Government and employers will need to urgently exercise their responsibility to provide a balanced and safe work environment, and address bullying and violence if they are to improve the wellbeing of Australia’s school leaders. Failure to do so could conceivably result in a class action against them. Potential OH&S claims against employers are likely to be costly not only through time lost due to ill health, but because claims are likely to be psychiatric, and employers need to digest the fact that teachers as well as principals are facing increasing mental pressure in their workloads.

“The Naplan issue is always something that makes teachers feel the pressure and it’s not a fair assessment of their teaching ability. Teachers are becoming more aware of the challenges for principals now,” says Casey. “It’s important for schools to make known what their main goals are so everyone knows the direction they’re heading in. Staff need to be aware of our system goals.”

Professional support and learning is the key to coping

The report outlines key strategies for improving the wellbeing of principals. Professional support is critical, with networks playing a vital role in allowing principals to connect with others including former school principals who can act as mentors.

Ongoing professional learning is another key strategy, and for Greg Casey there are professional development days to look forward to.

“It’s a time to gather ourselves together and track how we are contributing to the move forward for Catholic education.”

Casey also explains the importance of creating awareness among parents about the pressures of the job of a school leader. He sees great value in taking time for a sabbatical or pilgrimage, having time to reflect and recharge. Reviewing work practices in light of job demands calls for principals to take responsibility for their personal work-life balance, something the report warns is too important to be left in other’s control.

Importantly, the study recognises the need for an independent authority to investigate offensive behaviour, in order to seriously address bullying and violence. It’s a strategy that will address one of the most challenging findings which is the need to maintain dignity at work.

“The results suggest that the need to look for the causes, and reduce the levels, of adult-to-adult bullying, threats of, and actual physical violence in schools is urgently required.” – The Australian Principal Occupational Health, Safety and Wellness Survey 2017

Overseeing and directing a group of teachers in ways that support them in their role is hard work. It’s a job frequently taken for granted because most people are oblivious to the enormity of those responsibilities. Yet if teachers are our nation builders, then surely principals are the vanguard.

“They need to be well resourced, not just logistically, but also symbolically, emotionally, and intellectually.” – The Australian Principal Occupational Health, Safety and Wellness Survey 2017

“The best part of my job is seeing our kids thrive. It’s rewarding to see primary school children develop, to see and hear about the great things they’re doing. Working with a great team of staff is a privilege, and I personally love seeing something work really well,” says Casey.

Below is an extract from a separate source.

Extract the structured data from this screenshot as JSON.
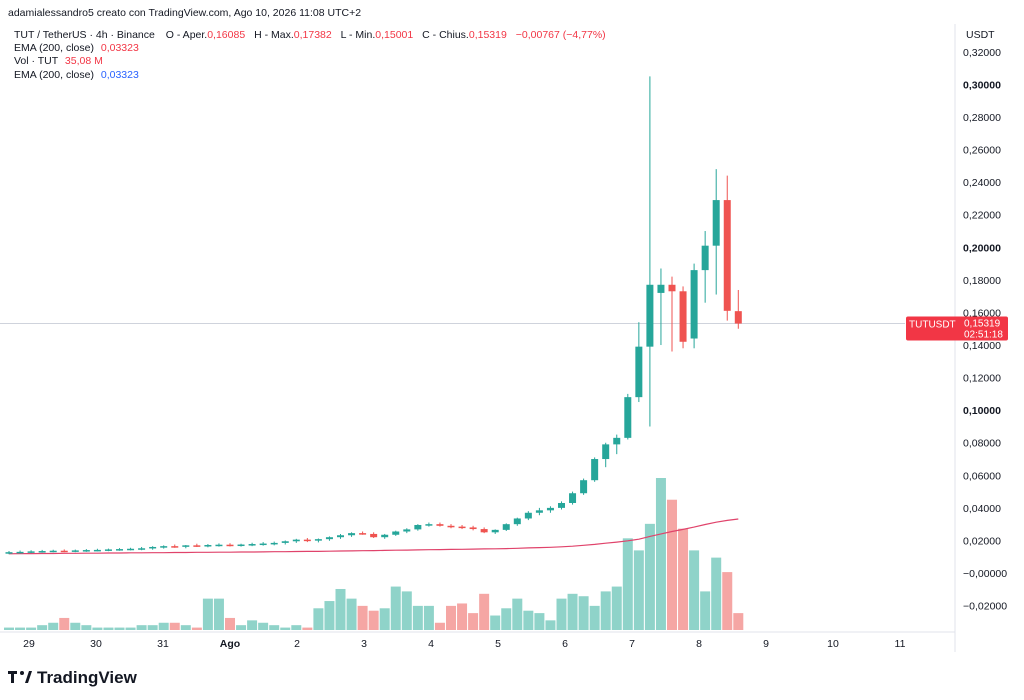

It’s time to urgently revise our duty of care to principals because society generally is failing them. Individuals should consider it a civic duty to support school leaders in fulfilling the myriad parts of their job. Not all of it is tough, but the latest report reveals that for most in the profession it is very difficult when it’s not rewarding.

Associate Professor Dr. Riley is the chief investigator and leader for the annual Education Insights Catholic Principal Health and Wellness Reports. He works as a CCI research partner and for the Australian Catholic University researching the overlap of psychology, education and leadership, with special focus on school leaders. He has collaborated on more than 150 publications and peer reviewed conference presentations and been awarded over $3 million in research funding. In 2010, he won an inaugural Monash Researcher Accelerator award which funded the first two Principal Health and Wellbeing Surveys, and continues to lead the project as Chief Investigator. He won both Dean’s academic awards in 2011: Excellence by an Early Career Researcher; Excellence in Innovation and External Collaboration.